На следующий день на стенах домов появились цветные афиши. Командование оккупационными войсками сообщало не только о предстоящем матче, а и поименный состав игроков, не забыв добавить к фамилии каждого советского футболиста его спортивное звание, а также перечень всех медалей, полученных каждым в предвоенных чемпионатах.
Известие о предстоящем футбольном матче поразило киевлян. Нет, не тем, что в такое время оккупантам стукнуло в голову устраивать спортивное развлечение, они не могли не понимать, что сейчас не до футбола даже бывшим заядлым болельщикам; потрясло то, что спортсмены, имена которых знали даже те, кто никогда в жизни не бывал на стадионе, решились на игру с оккупантами. Что это, измена или результат истязаний? А может, обычная провокация с целью заманить людей на стадион, словно в волчью яму, откуда уже никто не выберется?
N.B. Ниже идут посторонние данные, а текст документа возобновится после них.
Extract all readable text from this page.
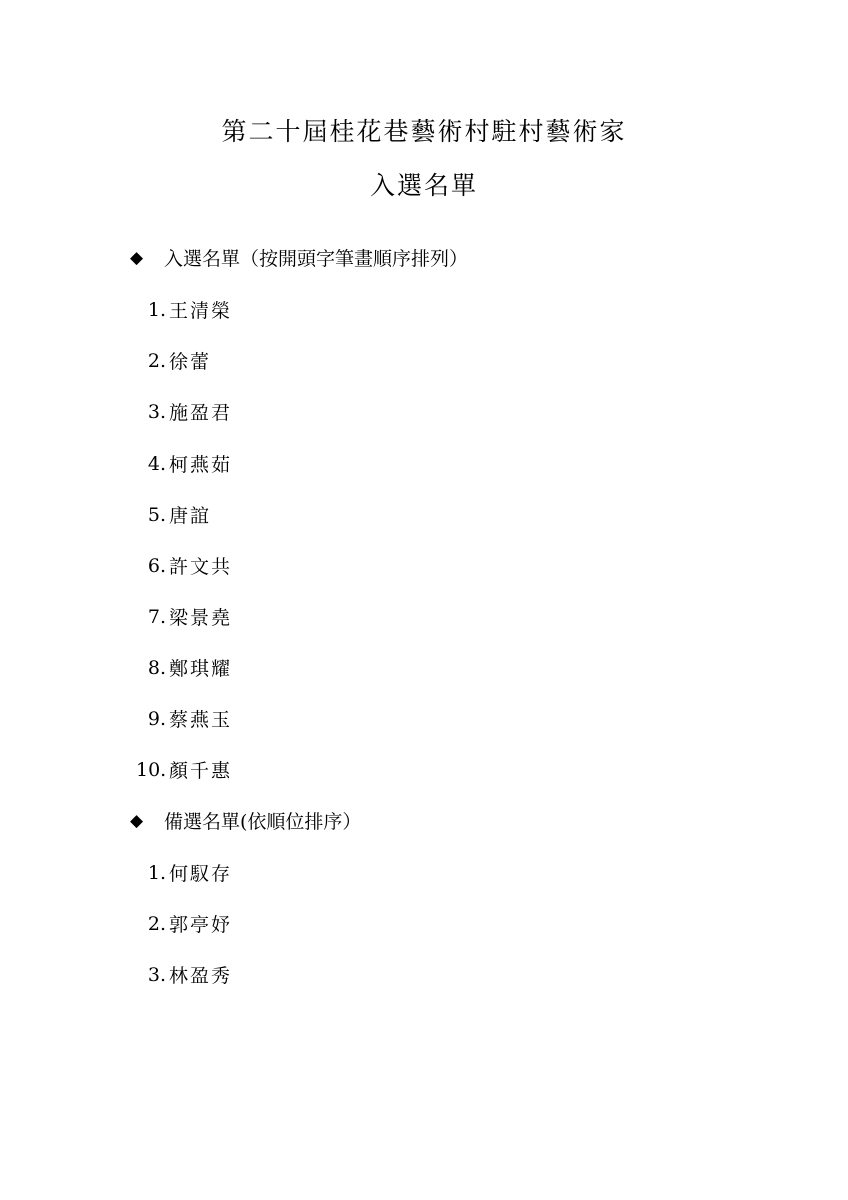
第二十屆桂花巷藝術村駐村藝術家
入選名單
◆	入選名單（按開頭字筆畫順序排列）
1. 王清榮
2. 徐蕾
3. 施盈君
4. 柯燕茹
5. 唐誼
6. 許文共
7. 梁景堯
8. 鄭琪耀
9. 蔡燕玉
10. 顏千惠
◆	備選名單(依順位排序）
1. 何馭存
2. 郭亭妤
3. 林盈秀
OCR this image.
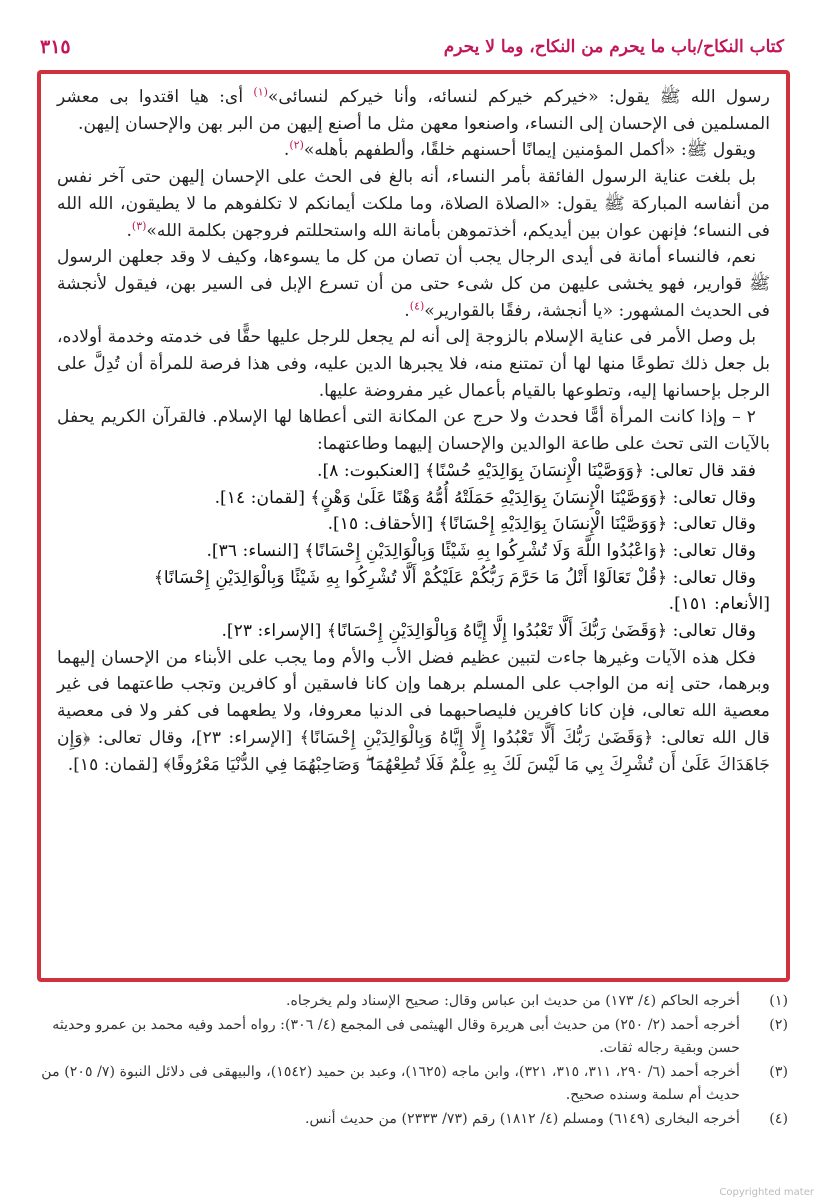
كتاب النكاح/باب ما يحرم من النكاح، وما لا يحرم
٣١٥

رسول الله ﷺ يقول: «خيركم خيركم لنسائه، وأنا خيركم لنسائى»$^{(١)}$ أى: هيا اقتدوا بى معشر المسلمين فى الإحسان إلى النساء، واصنعوا معهن مثل ما أصنع إليهن من البر بهن والإحسان إليهن.

ويقول ﷺ: «أكمل المؤمنين إيمانًا أحسنهم خلقًا، وألطفهم بأهله»$^{(٢)}$.

بل بلغت عناية الرسول الفائقة بأمر النساء، أنه بالغ فى الحث على الإحسان إليهن حتى آخر نفس من أنفاسه المباركة ﷺ يقول: «الصلاة الصلاة، وما ملكت أيمانكم لا تكلفوهم ما لا يطيقون، الله الله فى النساء؛ فإنهن عوان بين أيديكم، أخذتموهن بأمانة الله واستحللتم فروجهن بكلمة الله»$^{(٣)}$.

نعم، فالنساء أمانة فى أيدى الرجال يجب أن تصان من كل ما يسوءها، وكيف لا وقد جعلهن الرسول ﷺ قوارير، فهو يخشى عليهن من كل شىء حتى من أن تسرع الإبل فى السير بهن، فيقول لأنجشة فى الحديث المشهور: «يا أنجشة، رفقًا بالقوارير»$^{(٤)}$.

بل وصل الأمر فى عناية الإسلام بالزوجة إلى أنه لم يجعل للرجل عليها حقًّا فى خدمته وخدمة أولاده، بل جعل ذلك تطوعًا منها لها أن تمتنع منه، فلا يجبرها الدين عليه، وفى هذا فرصة للمرأة أن تُدِلَّ على الرجل بإحسانها إليه، وتطوعها بالقيام بأعمال غير مفروضة عليها.

٢ – وإذا كانت المرأة أمًّا فحدث ولا حرج عن المكانة التى أعطاها لها الإسلام. فالقرآن الكريم يحفل بالآيات التى تحث على طاعة الوالدين والإحسان إليهما وطاعتهما:

فقد قال تعالى: ﴿وَوَصَّيْنَا الْإِنسَانَ بِوَالِدَيْهِ حُسْنًا﴾ [العنكبوت: ٨].

وقال تعالى: ﴿وَوَصَّيْنَا الْإِنسَانَ بِوَالِدَيْهِ حَمَلَتْهُ أُمُّهُ وَهْنًا عَلَىٰ وَهْنٍ﴾ [لقمان: ١٤].

وقال تعالى: ﴿وَوَصَّيْنَا الْإِنسَانَ بِوَالِدَيْهِ إِحْسَانًا﴾ [الأحقاف: ١٥].

وقال تعالى: ﴿وَاعْبُدُوا اللَّهَ وَلَا تُشْرِكُوا بِهِ شَيْئًا وَبِالْوَالِدَيْنِ إِحْسَانًا﴾ [النساء: ٣٦].

وقال تعالى: ﴿قُلْ تَعَالَوْا أَتْلُ مَا حَرَّمَ رَبُّكُمْ عَلَيْكُمْ أَلَّا تُشْرِكُوا بِهِ شَيْئًا وَبِالْوَالِدَيْنِ إِحْسَانًا﴾

[الأنعام: ١٥١].

وقال تعالى: ﴿وَقَضَىٰ رَبُّكَ أَلَّا تَعْبُدُوا إِلَّا إِيَّاهُ وَبِالْوَالِدَيْنِ إِحْسَانًا﴾ [الإسراء: ٢٣].

فكل هذه الآيات وغيرها جاءت لتبين عظيم فضل الأب والأم وما يجب على الأبناء من الإحسان إليهما وبرهما، حتى إنه من الواجب على المسلم برهما وإن كانا فاسقين أو كافرين وتجب طاعتهما فى غير معصية الله تعالى، فإن كانا كافرين فليصاحبهما فى الدنيا معروفا، ولا يطعهما فى كفر ولا فى معصية قال الله تعالى: ﴿وَقَضَىٰ رَبُّكَ أَلَّا تَعْبُدُوا إِلَّا إِيَّاهُ وَبِالْوَالِدَيْنِ إِحْسَانًا﴾ [الإسراء: ٢٣]، وقال تعالى: ﴿وَإِن جَاهَدَاكَ عَلَىٰ أَن تُشْرِكَ بِي مَا لَيْسَ لَكَ بِهِ عِلْمٌ فَلَا تُطِعْهُمَا ۖ وَصَاحِبْهُمَا فِي الدُّنْيَا مَعْرُوفًا﴾ [لقمان: ١٥].

(١)
أخرجه الحاكم (٤/ ١٧٣) من حديث ابن عباس وقال: صحيح الإسناد ولم يخرجاه.
(٢)
أخرجه أحمد (٢/ ٢٥٠) من حديث أبى هريرة وقال الهيثمى فى المجمع (٤/ ٣٠٦): رواه أحمد وفيه محمد بن عمرو وحديثه حسن وبقية رجاله ثقات.
(٣)
أخرجه أحمد (٦/ ٢٩٠، ٣١١، ٣١٥، ٣٢١)، وابن ماجه (١٦٢٥)، وعبد بن حميد (١٥٤٢)، والبيهقى فى دلائل النبوة (٧/ ٢٠٥) من حديث أم سلمة وسنده صحيح.
(٤)
أخرجه البخارى (٦١٤٩) ومسلم (٤/ ١٨١٢) رقم (٧٣/ ٢٣٣٣) من حديث أنس.
Copyrighted mater
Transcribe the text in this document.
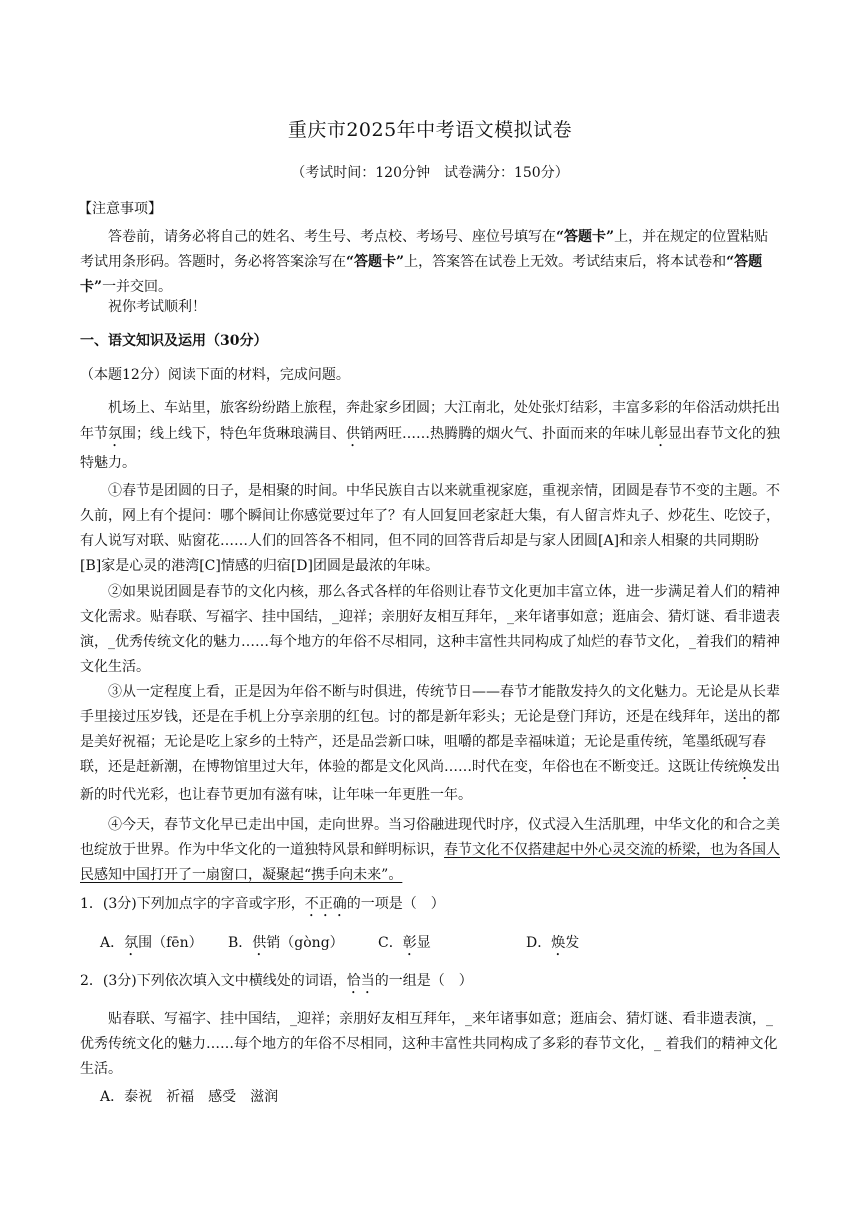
重庆市2025年中考语文模拟试卷
（考试时间：120分钟　试卷满分：150分）
【注意事项】
答卷前，请务必将自己的姓名、考生号、考点校、考场号、座位号填写在“答题卡”上，并在规定的位置粘贴考试用条形码。答题时，务必将答案涂写在“答题卡”上，答案答在试卷上无效。考试结束后，将本试卷和“答题卡”一并交回。
祝你考试顺利！
一、语文知识及运用（30分）
（本题12分）阅读下面的材料，完成问题。
机场上、车站里，旅客纷纷踏上旅程，奔赴家乡团圆；大江南北，处处张灯结彩，丰富多彩的年俗活动烘托出年节氛围；线上线下，特色年货琳琅满目、供销两旺……热腾腾的烟火气、扑面而来的年味儿彰显出春节文化的独特魅力。
①春节是团圆的日子，是相聚的时间。中华民族自古以来就重视家庭，重视亲情，团圆是春节不变的主题。不久前，网上有个提问：哪个瞬间让你感觉要过年了？有人回复回老家赶大集，有人留言炸丸子、炒花生、吃饺子，有人说写对联、贴窗花……人们的回答各不相同，但不同的回答背后却是与家人团圆[A]和亲人相聚的共同期盼[B]家是心灵的港湾[C]情感的归宿[D]团圆是最浓的年味。
②如果说团圆是春节的文化内核，那么各式各样的年俗则让春节文化更加丰富立体，进一步满足着人们的精神文化需求。贴春联、写福字、挂中国结，_迎祥；亲朋好友相互拜年，_来年诸事如意；逛庙会、猜灯谜、看非遗表演，_优秀传统文化的魅力……每个地方的年俗不尽相同，这种丰富性共同构成了灿烂的春节文化，_着我们的精神文化生活。
③从一定程度上看，正是因为年俗不断与时俱进，传统节日——春节才能散发持久的文化魅力。无论是从长辈手里接过压岁钱，还是在手机上分享亲朋的红包。讨的都是新年彩头；无论是登门拜访，还是在线拜年，送出的都是美好祝福；无论是吃上家乡的土特产，还是品尝新口味，咀嚼的都是幸福味道；无论是重传统，笔墨纸砚写春联，还是赶新潮，在博物馆里过大年，体验的都是文化风尚……时代在变，年俗也在不断变迁。这既让传统焕发出新的时代光彩，也让春节更加有滋有味，让年味一年更胜一年。
④今天，春节文化早已走出中国，走向世界。当习俗融进现代时序，仪式浸入生活肌理，中华文化的和合之美也绽放于世界。作为中华文化的一道独特风景和鲜明标识，春节文化不仅搭建起中外心灵交流的桥梁，也为各国人民感知中国打开了一扇窗口，凝聚起“携手向未来”。
1．(3分)下列加点字的字音或字形，不正确的一项是（　）
A．氛围（fēn） B．供销（gòng） C．彰显	D．焕发
2．(3分)下列依次填入文中横线处的词语，恰当的一组是（　）
贴春联、写福字、挂中国结，_迎祥；亲朋好友相互拜年，_来年诸事如意；逛庙会、猜灯谜、看非遗表演，_优秀传统文化的魅力……每个地方的年俗不尽相同，这种丰富性共同构成了多彩的春节文化，_ 着我们的精神文化生活。
A．泰祝　祈福　感受　滋润
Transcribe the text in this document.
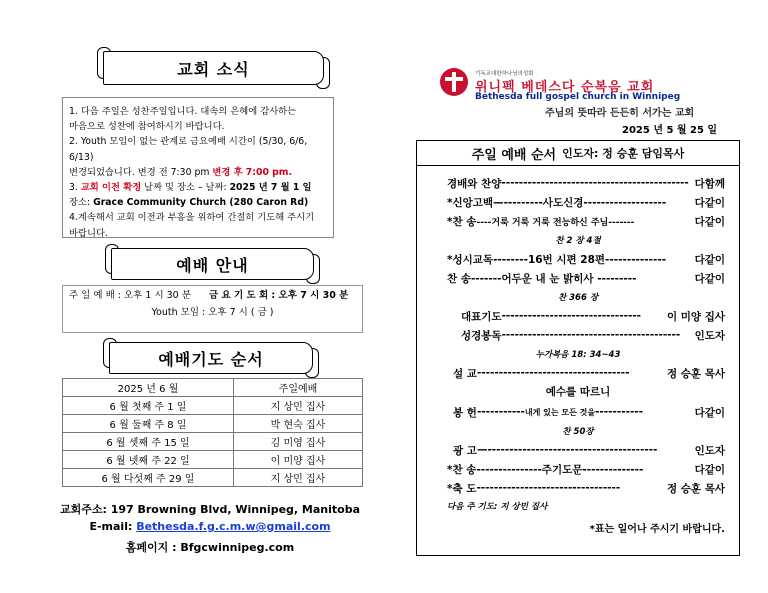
교회 소식

1. 다음 주일은 성찬주일입니다. 대속의 은혜에 감사하는

마음으로 성찬에 참여하시기 바랍니다.

2. Youth 모임이 없는 관계로 금요예배 시간이 (5/30, 6/6, 6/13)

변경되었습니다. 변경 전 7:30 pm 변경 후 7:00 pm.

3. 교회 이전 확정 날짜 및 장소 – 날짜: 2025 년 7 월 1 일

장소: Grace Community Church (280 Caron Rd)

4.계속해서 교회 이전과 부흥을 위하여 간절히 기도해 주시기

바랍니다.

예배 안내
주 일 예 배 : 오후 1 시 30 분 금 요 기 도 회 : 오후 7 시 30 분
Youth 모임 : 오후 7 시 ( 금 )
예배기도 순서
2025 년 6 월	주일예배
6 월 첫째 주 1 일	지 상민 집사
6 월 둘째 주 8 일	박 현숙 집사
6 월 셋째 주 15 일	김 미영 집사
6 월 넷째 주 22 일	이 미양 집사
6 월 다섯째 주 29 일	지 상민 집사
교회주소: 197 Browning Blvd, Winnipeg, Manitoba
E-mail: Bethesda.f.g.c.m.w@gmail.com
홈페이지 : Bfgcwinnipeg.com
기독교대한하나님의성회
위니펙 베데스다 순복음 교회
Bethesda full gospel church in Winnipeg
주님의 뜻따라 든든히 서가는 교회
2025 년 5 월 25 일
주일 예배 순서 인도자: 정 승훈 담임목사
경배와 찬양 ------------------------------------------- 다함께
*신앙고백 —---------사도신경-------------------	다같이
*찬 송 ----거룩 거룩 거룩 전능하신 주님-------	다같이
찬 2 장 4절
*성시교독 --------16번 시편 28편--------------	다같이
찬 송 -------어두운 내 눈 밝히사 ---------	다같이
찬 366 장
대표기도 --------------------------------	이 미양 집사
성경봉독 -----------------------------------------	인도자
누가복음 18: 34~43
설 교 -----------------------------------	정 승훈 목사
예수를 따르니
봉 헌 ----------- 내게 있는 모든 것을 -----------	다같이
찬 50장
광 고 —---------------------------------------	인도자
*찬 송 ---------------주기도문--------------	다같이
*축 도 ---------------------------------	정 승훈 목사
다음 주 기도: 지 상민 집사
*표는 일어나 주시기 바랍니다.
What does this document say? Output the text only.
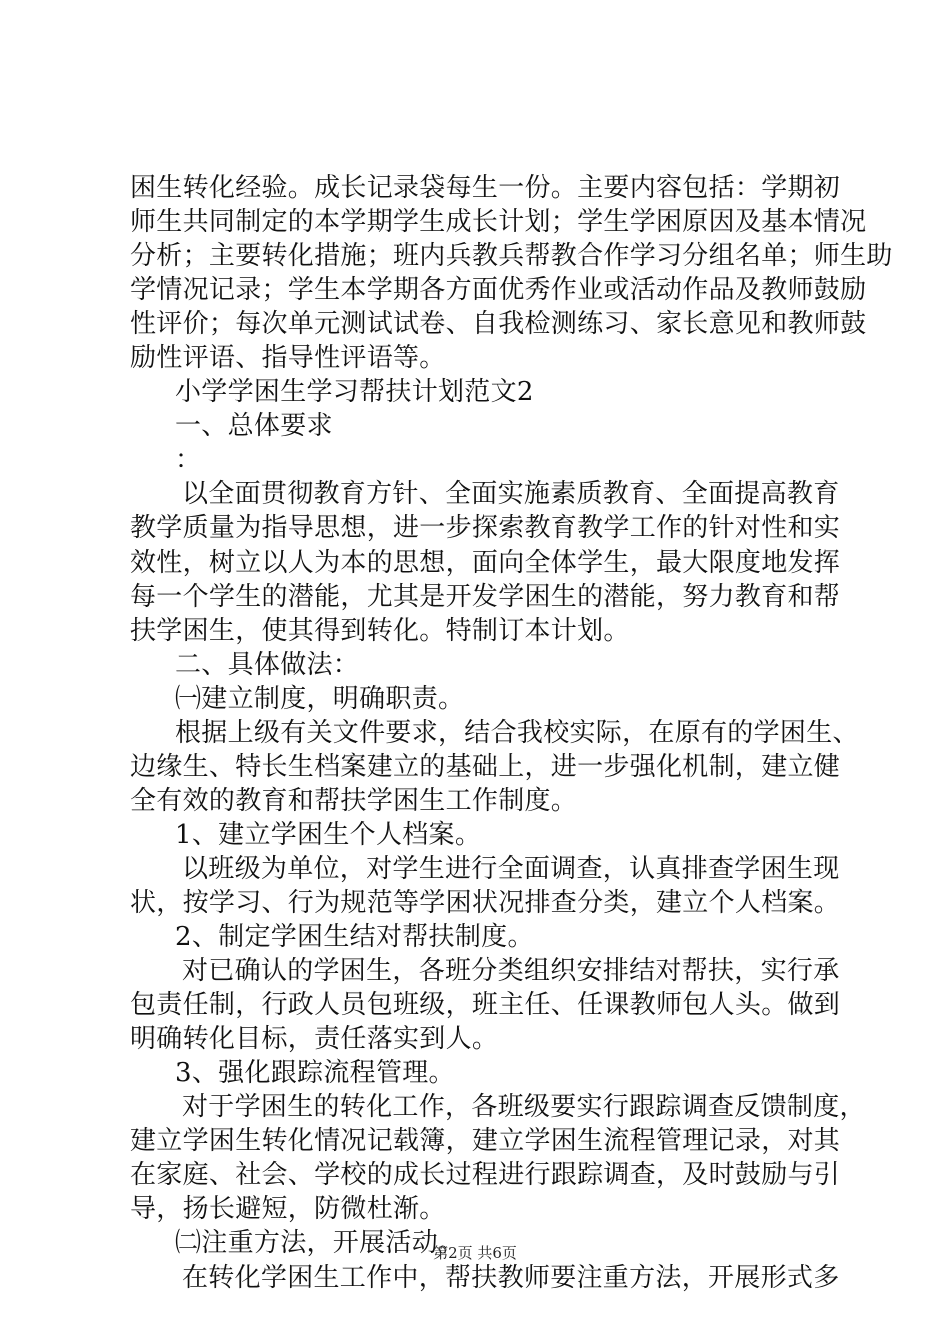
困生转化经验。成长记录袋每生一份。主要内容包括：学期初
师生共同制定的本学期学生成长计划；学生学困原因及基本情况
分析；主要转化措施；班内兵教兵帮教合作学习分组名单；师生助
学情况记录；学生本学期各方面优秀作业或活动作品及教师鼓励
性评价；每次单元测试试卷、自我检测练习、家长意见和教师鼓
励性评语、指导性评语等。
小学学困生学习帮扶计划范文2
一、总体要求
：
以全面贯彻教育方针、全面实施素质教育、全面提高教育
教学质量为指导思想，进一步探索教育教学工作的针对性和实
效性，树立以人为本的思想，面向全体学生，最大限度地发挥
每一个学生的潜能，尤其是开发学困生的潜能，努力教育和帮
扶学困生，使其得到转化。特制订本计划。
二、具体做法：
㈠建立制度，明确职责。
根据上级有关文件要求，结合我校实际，在原有的学困生、
边缘生、特长生档案建立的基础上，进一步强化机制，建立健
全有效的教育和帮扶学困生工作制度。
1、建立学困生个人档案。
以班级为单位，对学生进行全面调查，认真排查学困生现
状，按学习、行为规范等学困状况排查分类，建立个人档案。
2、制定学困生结对帮扶制度。
对已确认的学困生，各班分类组织安排结对帮扶，实行承
包责任制，行政人员包班级，班主任、任课教师包人头。做到
明确转化目标，责任落实到人。
3、强化跟踪流程管理。
对于学困生的转化工作，各班级要实行跟踪调查反馈制度，
建立学困生转化情况记载簿，建立学困生流程管理记录，对其
在家庭、社会、学校的成长过程进行跟踪调查，及时鼓励与引
导，扬长避短，防微杜渐。
㈡注重方法，开展活动。
在转化学困生工作中，帮扶教师要注重方法，开展形式多
第2页 共6页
В тот день в концлагере на Сырце не прекращались переговоры с пленными футболистами. Принять участие в соревновании они согласились сразу, даже повеселели, услышав, что снова выйдут на знакомое футбольное поле и попробуют проверить, способны ли они на что-нибудь после столь тяжких бедствий. Но когда комендант огласил условия игры, ребята помрачнели. Впрочем, убеждать их он не стал, как не обращался и к угрозам: ведь он не сомневался в конечном результате, когда выбирать придется между жизнью и смертью! У него, разумеется, и мысли не было о какой-то там спортивной чести или профессиональной гордости. Не подумал он, разумеется, и о простом человеческом достоинстве, которое, по его мнению, вообще никто не примет во внимание в подобной ситуации. Охотно проиграют и никогда не заикнутся, что их заставили. Да и кто поверит, ведь все видели — проиграли. А победителей не судят, это известно всем. Да и кто их будет судить, когда и судьи они сами!
В воскресенье было жарко, солнце высоко стояло над городом, и, резко очерченные тенями, руины напоминали марсианский пейзаж. Только изредка на Крещатике появлялась одинокая фигура, которая медленно преодолевала многочисленные препятствия на пути к стадиону, перелезая через бесформенные глыбы и обугленные воронки от снарядов. Но чем ближе к четырем часам дня, когда должно было начаться объявленное соревнование, тем больше становилось людей.